Pianist Fred Hersch almost cashed out back in 2008, when he fell ill with AIDs-related complications and spent seven weeks in a coma. The recovery was arduous, the resumption of his wide-ranging and top-level musical artistry uncertainan uncertainty erased without a trace by Whirl
(Palmetto Records, 2010), a trio set so assured, vibrant and beautiful that it would surely show up in any knowing top ten list of the best piano trio sets of the new millennium's first decade.
There was a subtle change in Hersch's sound, post illness. It's what Hersch's fellow pianist, Jessica Williams
(who has suffered her own health problems), calls "illness as a teacher," a focusing of intent and approach from the washing away of the peripheral and unimportant. Alone at the Vanguard
is Hersch's solo piano offering, recorded on the last night of a six-night stand at the hallowed New York club where innumerable jazz greats have held court and recorded performances, resulting in classic albums. Hersch opens his set on a shimmering introduction to "In the Wee Small Hours of the Morning," an old American Songbook jewel that gets buffed up often. Hersch has what it takes to ignore the "never open with a ballad" advice: a supple and exquisitely-refined touch; a sharp focus on the melody; a deep sense of classical harmony; and a magical ability to get inside the tune and make it his own. Hersch's sound here has a uncommon fragility/strength dynamic, and it is serious and cerebral, with an opposing simplicity buoyed by a rich complexity, born of a lifetime's immersion in the music.
On this nine-tune set, Hersch offers up four masterful originals: "Down Home," dedicated to guitarist Bill Frisell
, has a jaunty, fun, light-stepping feel; "Echos" is an inward journey, hopeful and lushly harmonic; "Lee's Dream," for alto saxophone legend Lee Konitz
, has a sunny, sparkling, playful vibe; and "Pastorale," dedicated to Robert Schumann, draws on Hersch's classical background.
Hersch gives Jacob de Bandolim's "Doce de Coco" a sense of frisky, devil-may-care grace, and he slows down the standard "Memories of You" and turns it into a ruminative prayer.

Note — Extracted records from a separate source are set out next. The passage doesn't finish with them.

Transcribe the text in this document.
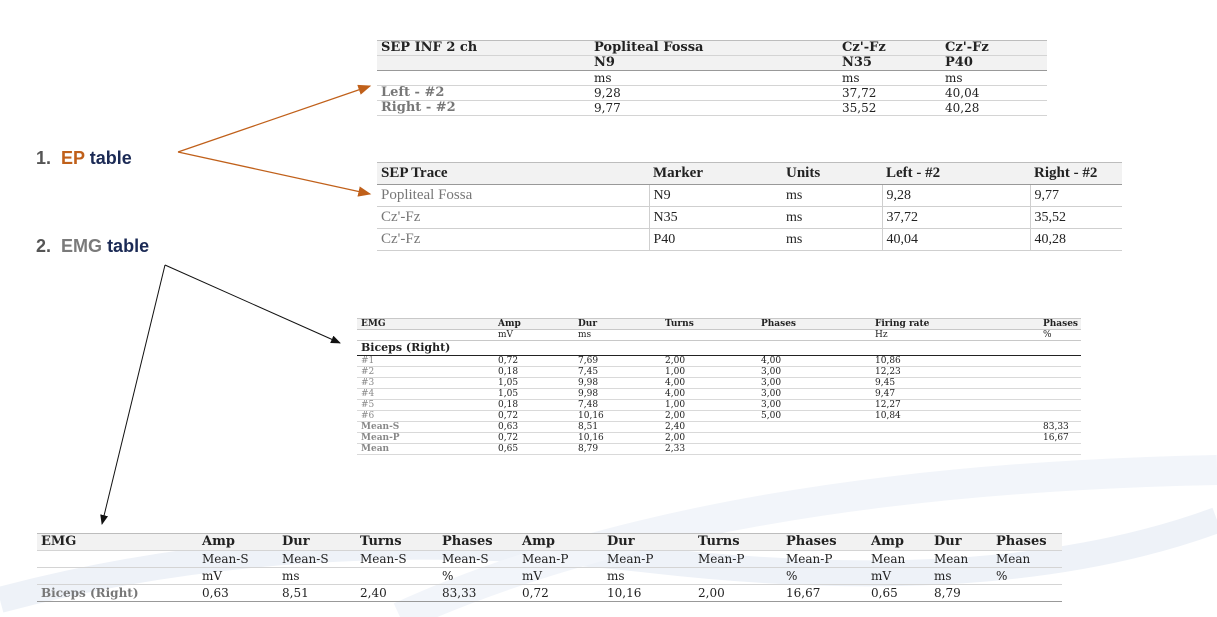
1. EP table
2. EMG table
SEP INF 2 ch	Popliteal Fossa	Cz'-Fz	Cz'-Fz
	N9	N35	P40
	ms	ms	ms
Left - #2	9,28	37,72	40,04
Right - #2	9,77	35,52	40,28
SEP Trace	Marker	Units	Left - #2	Right - #2
Popliteal Fossa	N9	ms	9,28	9,77
Cz'-Fz	N35	ms	37,72	35,52
Cz'-Fz	P40	ms	40,04	40,28
EMG	Amp	Dur	Turns	Phases	Firing rate	Phases
	mV	ms			Hz	%
Biceps (Right)						
#1	0,72	7,69	2,00	4,00	10,86	
#2	0,18	7,45	1,00	3,00	12,23	
#3	1,05	9,98	4,00	3,00	9,45	
#4	1,05	9,98	4,00	3,00	9,47	
#5	0,18	7,48	1,00	3,00	12,27	
#6	0,72	10,16	2,00	5,00	10,84	
Mean-S	0,63	8,51	2,40			83,33
Mean-P	0,72	10,16	2,00			16,67
Mean	0,65	8,79	2,33			
EMG	Amp	Dur	Turns	Phases	Amp	Dur	Turns	Phases	Amp	Dur	Phases
	Mean-S	Mean-S	Mean-S	Mean-S	Mean-P	Mean-P	Mean-P	Mean-P	Mean	Mean	Mean
	mV	ms		%	mV	ms		%	mV	ms	%
Biceps (Right)	0,63	8,51	2,40	83,33	0,72	10,16	2,00	16,67	0,65	8,79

Almost all jazz pianists like to get lost inside the idiosyncratic tunes of Thelonious Monk
, and Fred Hersch is no exception, but few do it as well. His study of Monk's "Work" sounds like joyous play, full of very erudite Hersch-ian turns, fun and at the same time stately, a closer that demanded an encore: Sonny Rollins
' "Doxy." Hersch delivers that tune at a measured pace, drawing the sound into a timeless and bluesy wee hours mood, a majestic wrap-up of an exceptional night of music at the Village Vanguard.